In believing that they are experiencing pain, they continue to get the prescription filled, not realizing that they have really developed a dependency on the drug. The reality is that they are no longer taking the drug for a medical reason, but are instead using the drug for ways to escape reality and relieve stress.

Other prescription drugs frequently abused are tranquilizers. Commonly prescribed for anxiety disorders, these medications can also cause a psychosomatic illness. Perhaps the individual originally had anxiety, and took the medication while they were experiencing panic attacks; however, the drug caused such relief and comfort that the individual develops the desire to take it all the time, thus believing they have anxiety all the time and therefore, has an excuse to use the medication. Dependency to these tranquilizers develops quickly, and thrives on the fact that once the user becomes dependent on the drug, they are thrown into intense withdrawal symptoms if they are stopped abruptly.

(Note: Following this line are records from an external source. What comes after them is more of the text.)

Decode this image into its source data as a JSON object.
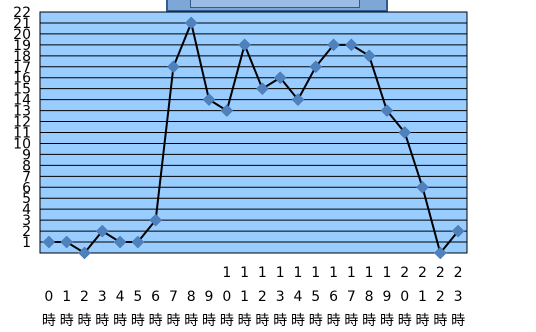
{
  "chart_data": {
    "type": "line",
    "categories": [
      "0時",
      "1時",
      "2時",
      "3時",
      "4時",
      "5時",
      "6時",
      "7時",
      "8時",
      "9時",
      "10時",
      "11時",
      "12時",
      "13時",
      "14時",
      "15時",
      "16時",
      "17時",
      "18時",
      "19時",
      "20時",
      "21時",
      "22時",
      "23時"
    ],
    "values": [
      1,
      1,
      0,
      2,
      1,
      1,
      3,
      17,
      21,
      14,
      13,
      19,
      15,
      16,
      14,
      17,
      19,
      19,
      18,
      13,
      11,
      6,
      0,
      2
    ],
    "ylim": [
      0,
      22
    ],
    "yticks": [
      "1",
      "2",
      "3",
      "4",
      "5",
      "6",
      "7",
      "8",
      "9",
      "10",
      "11",
      "12",
      "13",
      "14",
      "15",
      "16",
      "17",
      "18",
      "19",
      "20",
      "21",
      "22"
    ],
    "grid": true,
    "colors": {
      "plot_bg": "#99ccff",
      "grid": "#000000",
      "line": "#000000",
      "marker": "#4f81bd"
    }
  }
}
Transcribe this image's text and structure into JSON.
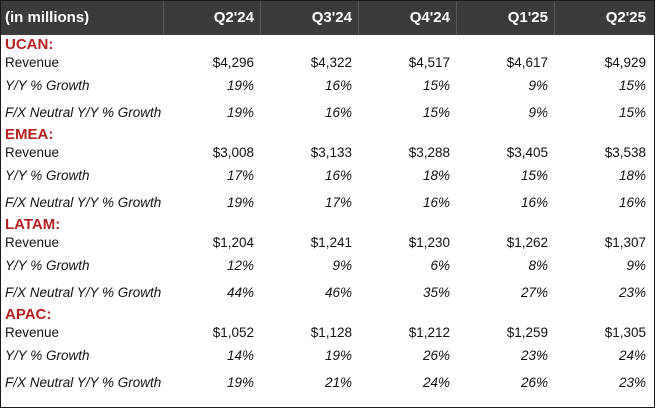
{
  "header": {
    "label": "(in millions)",
    "periods": [
      "Q2'24",
      "Q3'24",
      "Q4'24",
      "Q1'25",
      "Q2'25"
    ]
  },
  "regions": [
    {
      "name": "UCAN:",
      "rows": [
        {
          "label": "Revenue",
          "values": [
            "$4,296",
            "$4,322",
            "$4,517",
            "$4,617",
            "$4,929"
          ]
        },
        {
          "label": "Y/Y % Growth",
          "values": [
            "19%",
            "16%",
            "15%",
            "9%",
            "15%"
          ]
        },
        {
          "label": "F/X Neutral Y/Y % Growth",
          "values": [
            "19%",
            "16%",
            "15%",
            "9%",
            "15%"
          ]
        }
      ]
    },
    {
      "name": "EMEA:",
      "rows": [
        {
          "label": "Revenue",
          "values": [
            "$3,008",
            "$3,133",
            "$3,288",
            "$3,405",
            "$3,538"
          ]
        },
        {
          "label": "Y/Y % Growth",
          "values": [
            "17%",
            "16%",
            "18%",
            "15%",
            "18%"
          ]
        },
        {
          "label": "F/X Neutral Y/Y % Growth",
          "values": [
            "19%",
            "17%",
            "16%",
            "16%",
            "16%"
          ]
        }
      ]
    },
    {
      "name": "LATAM:",
      "rows": [
        {
          "label": "Revenue",
          "values": [
            "$1,204",
            "$1,241",
            "$1,230",
            "$1,262",
            "$1,307"
          ]
        },
        {
          "label": "Y/Y % Growth",
          "values": [
            "12%",
            "9%",
            "6%",
            "8%",
            "9%"
          ]
        },
        {
          "label": "F/X Neutral Y/Y % Growth",
          "values": [
            "44%",
            "46%",
            "35%",
            "27%",
            "23%"
          ]
        }
      ]
    },
    {
      "name": "APAC:",
      "rows": [
        {
          "label": "Revenue",
          "values": [
            "$1,052",
            "$1,128",
            "$1,212",
            "$1,259",
            "$1,305"
          ]
        },
        {
          "label": "Y/Y % Growth",
          "values": [
            "14%",
            "19%",
            "26%",
            "23%",
            "24%"
          ]
        },
        {
          "label": "F/X Neutral Y/Y % Growth",
          "values": [
            "19%",
            "21%",
            "24%",
            "26%",
            "23%"
          ]
        }
      ]
    }
  ],
  "colors": {
    "header_bg": "#3b3b3b",
    "header_text": "#ffffff",
    "region_text": "#b41f1f"
  }
}
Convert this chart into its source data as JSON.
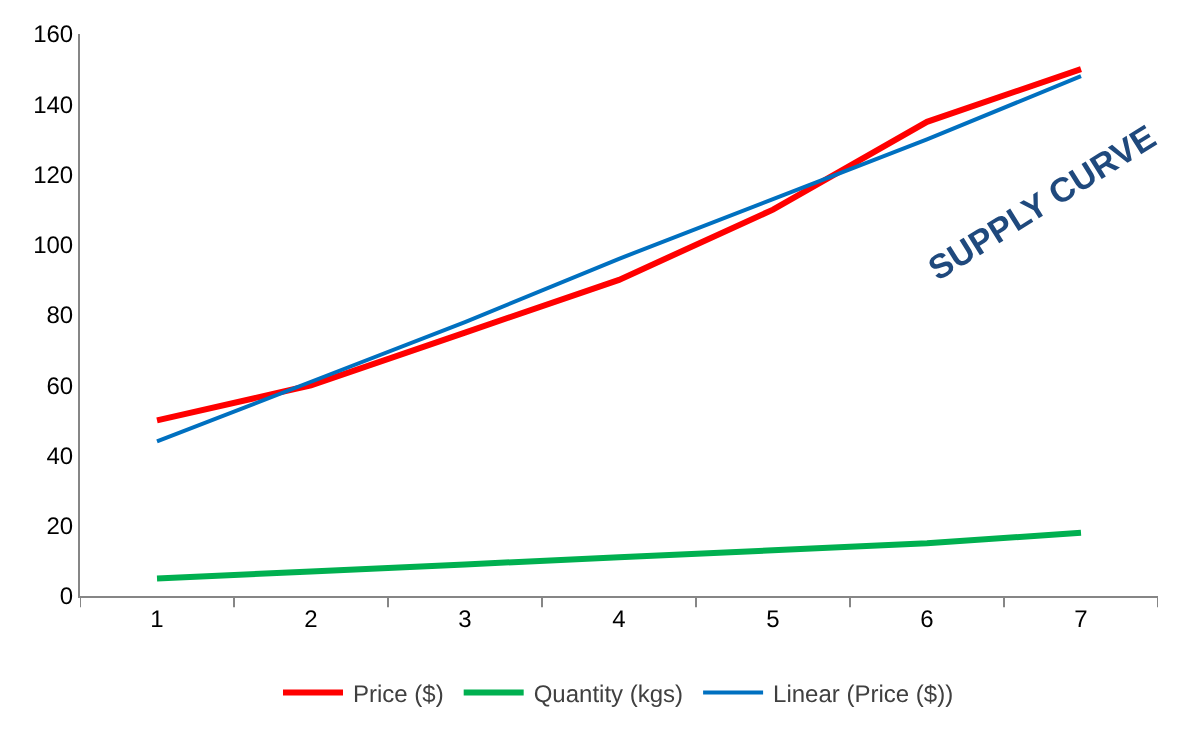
{
  "chart_data": {
    "type": "line",
    "categories": [
      "1",
      "2",
      "3",
      "4",
      "5",
      "6",
      "7"
    ],
    "series": [
      {
        "name": "Price ($)",
        "color": "#ff0000",
        "values": [
          50,
          60,
          75,
          90,
          110,
          135,
          150
        ]
      },
      {
        "name": "Quantity (kgs)",
        "color": "#00b050",
        "values": [
          5,
          7,
          9,
          11,
          13,
          15,
          18
        ]
      },
      {
        "name": "Linear (Price ($))",
        "color": "#0070c0",
        "values": [
          44,
          61,
          78,
          96,
          113,
          130,
          148
        ]
      }
    ],
    "ylim": [
      0,
      160
    ],
    "yticks": [
      0,
      20,
      40,
      60,
      80,
      100,
      120,
      140,
      160
    ],
    "legend": "bottom",
    "marker": "none",
    "line_style": "solid",
    "annotations": [
      "SUPPLY CURVE"
    ]
  }
}
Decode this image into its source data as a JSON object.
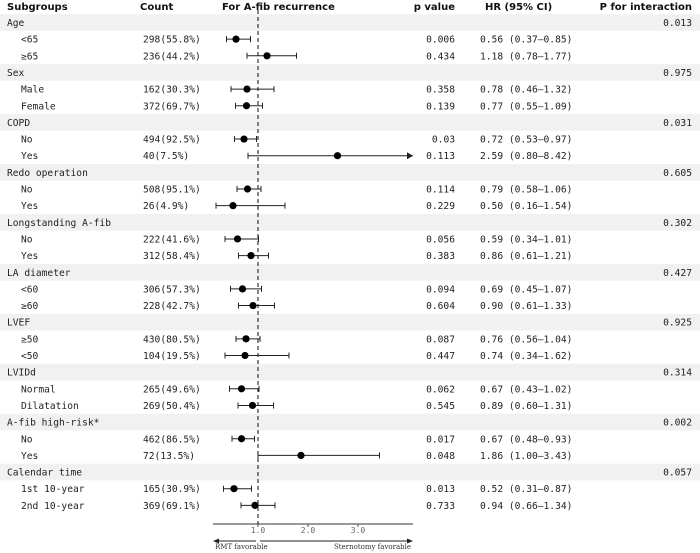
{
  "chart_data": {
    "type": "forest",
    "title": "For A-fib recurrence",
    "headers": {
      "subgroups": "Subgroups",
      "count": "Count",
      "title": "For A-fib recurrence",
      "pvalue": "p value",
      "hr": "HR (95% CI)",
      "pint": "P for interaction"
    },
    "x_axis": {
      "range": [
        0.1,
        4.1
      ],
      "reference": 1.0,
      "ticks": [
        "1.0",
        "2.0",
        "3.0"
      ],
      "left_note": "RMT favorable",
      "right_note": "Sternotomy favorable"
    },
    "groups": [
      {
        "name": "Age",
        "p_interaction": "0.013",
        "rows": [
          {
            "label": "<65",
            "count": "298(55.8%)",
            "p": "0.006",
            "hr_text": "0.56 (0.37–0.85)",
            "hr": 0.56,
            "lo": 0.37,
            "hi": 0.85
          },
          {
            "label": "≥65",
            "count": "236(44.2%)",
            "p": "0.434",
            "hr_text": "1.18 (0.78–1.77)",
            "hr": 1.18,
            "lo": 0.78,
            "hi": 1.77
          }
        ]
      },
      {
        "name": "Sex",
        "p_interaction": "0.975",
        "rows": [
          {
            "label": "Male",
            "count": "162(30.3%)",
            "p": "0.358",
            "hr_text": "0.78 (0.46–1.32)",
            "hr": 0.78,
            "lo": 0.46,
            "hi": 1.32
          },
          {
            "label": "Female",
            "count": "372(69.7%)",
            "p": "0.139",
            "hr_text": "0.77 (0.55–1.09)",
            "hr": 0.77,
            "lo": 0.55,
            "hi": 1.09
          }
        ]
      },
      {
        "name": "COPD",
        "p_interaction": "0.031",
        "rows": [
          {
            "label": "No",
            "count": "494(92.5%)",
            "p": "0.03",
            "hr_text": "0.72 (0.53–0.97)",
            "hr": 0.72,
            "lo": 0.53,
            "hi": 0.97
          },
          {
            "label": "Yes",
            "count": "40(7.5%)",
            "p": "0.113",
            "hr_text": "2.59 (0.80–8.42)",
            "hr": 2.59,
            "lo": 0.8,
            "hi": 8.42
          }
        ]
      },
      {
        "name": "Redo operation",
        "p_interaction": "0.605",
        "rows": [
          {
            "label": "No",
            "count": "508(95.1%)",
            "p": "0.114",
            "hr_text": "0.79 (0.58–1.06)",
            "hr": 0.79,
            "lo": 0.58,
            "hi": 1.06
          },
          {
            "label": "Yes",
            "count": "26(4.9%)",
            "p": "0.229",
            "hr_text": "0.50 (0.16–1.54)",
            "hr": 0.5,
            "lo": 0.16,
            "hi": 1.54
          }
        ]
      },
      {
        "name": "Longstanding A-fib",
        "p_interaction": "0.302",
        "rows": [
          {
            "label": "No",
            "count": "222(41.6%)",
            "p": "0.056",
            "hr_text": "0.59 (0.34–1.01)",
            "hr": 0.59,
            "lo": 0.34,
            "hi": 1.01
          },
          {
            "label": "Yes",
            "count": "312(58.4%)",
            "p": "0.383",
            "hr_text": "0.86 (0.61–1.21)",
            "hr": 0.86,
            "lo": 0.61,
            "hi": 1.21
          }
        ]
      },
      {
        "name": "LA diameter",
        "p_interaction": "0.427",
        "rows": [
          {
            "label": "<60",
            "count": "306(57.3%)",
            "p": "0.094",
            "hr_text": "0.69 (0.45–1.07)",
            "hr": 0.69,
            "lo": 0.45,
            "hi": 1.07
          },
          {
            "label": "≥60",
            "count": "228(42.7%)",
            "p": "0.604",
            "hr_text": "0.90 (0.61–1.33)",
            "hr": 0.9,
            "lo": 0.61,
            "hi": 1.33
          }
        ]
      },
      {
        "name": "LVEF",
        "p_interaction": "0.925",
        "rows": [
          {
            "label": "≥50",
            "count": "430(80.5%)",
            "p": "0.087",
            "hr_text": "0.76 (0.56–1.04)",
            "hr": 0.76,
            "lo": 0.56,
            "hi": 1.04
          },
          {
            "label": "<50",
            "count": "104(19.5%)",
            "p": "0.447",
            "hr_text": "0.74 (0.34–1.62)",
            "hr": 0.74,
            "lo": 0.34,
            "hi": 1.62
          }
        ]
      },
      {
        "name": "LVIDd",
        "p_interaction": "0.314",
        "rows": [
          {
            "label": "Normal",
            "count": "265(49.6%)",
            "p": "0.062",
            "hr_text": "0.67 (0.43–1.02)",
            "hr": 0.67,
            "lo": 0.43,
            "hi": 1.02
          },
          {
            "label": "Dilatation",
            "count": "269(50.4%)",
            "p": "0.545",
            "hr_text": "0.89 (0.60–1.31)",
            "hr": 0.89,
            "lo": 0.6,
            "hi": 1.31
          }
        ]
      },
      {
        "name": "A-fib high-risk*",
        "p_interaction": "0.002",
        "rows": [
          {
            "label": "No",
            "count": "462(86.5%)",
            "p": "0.017",
            "hr_text": "0.67 (0.48–0.93)",
            "hr": 0.67,
            "lo": 0.48,
            "hi": 0.93
          },
          {
            "label": "Yes",
            "count": "72(13.5%)",
            "p": "0.048",
            "hr_text": "1.86 (1.00–3.43)",
            "hr": 1.86,
            "lo": 1.0,
            "hi": 3.43
          }
        ]
      },
      {
        "name": "Calendar time",
        "p_interaction": "0.057",
        "rows": [
          {
            "label": "1st 10-year",
            "count": "165(30.9%)",
            "p": "0.013",
            "hr_text": "0.52 (0.31–0.87)",
            "hr": 0.52,
            "lo": 0.31,
            "hi": 0.87
          },
          {
            "label": "2nd 10-year",
            "count": "369(69.1%)",
            "p": "0.733",
            "hr_text": "0.94 (0.66–1.34)",
            "hr": 0.94,
            "lo": 0.66,
            "hi": 1.34
          }
        ]
      }
    ]
  }
}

If an individual is experiencing withdrawal symptoms from prescription drugs, vitamin therapy can be used. A combination of magnesium, calcium, and other specific vitamins can be taken in order to relieve the withdrawal discomfort. This concoction is known as a “drug bomb” and consuming it three times a day can greatly help with the anxiety and muscle spasms that accompany drug withdrawal.

Detoxification from such prescription drugs should be done in a professional medical treatment facility that is trained to handle the withdrawal symptoms that arise once the medication is stopped. Once the individual has been successfully detoxed and stabilized, they must enter a treatment facility that will address the underlying issues that caused the individual to abuse the drugs in the first place. A proper treatment facility will have a structured program with methods that have been proven to help people become abstinent, and maintain that abstinence for life. In determining the actual problems that caused the individual to use, and addressing those problems through making the necessary corrections, recovery from the psychosomatic illnesses that caused the dependency is possible.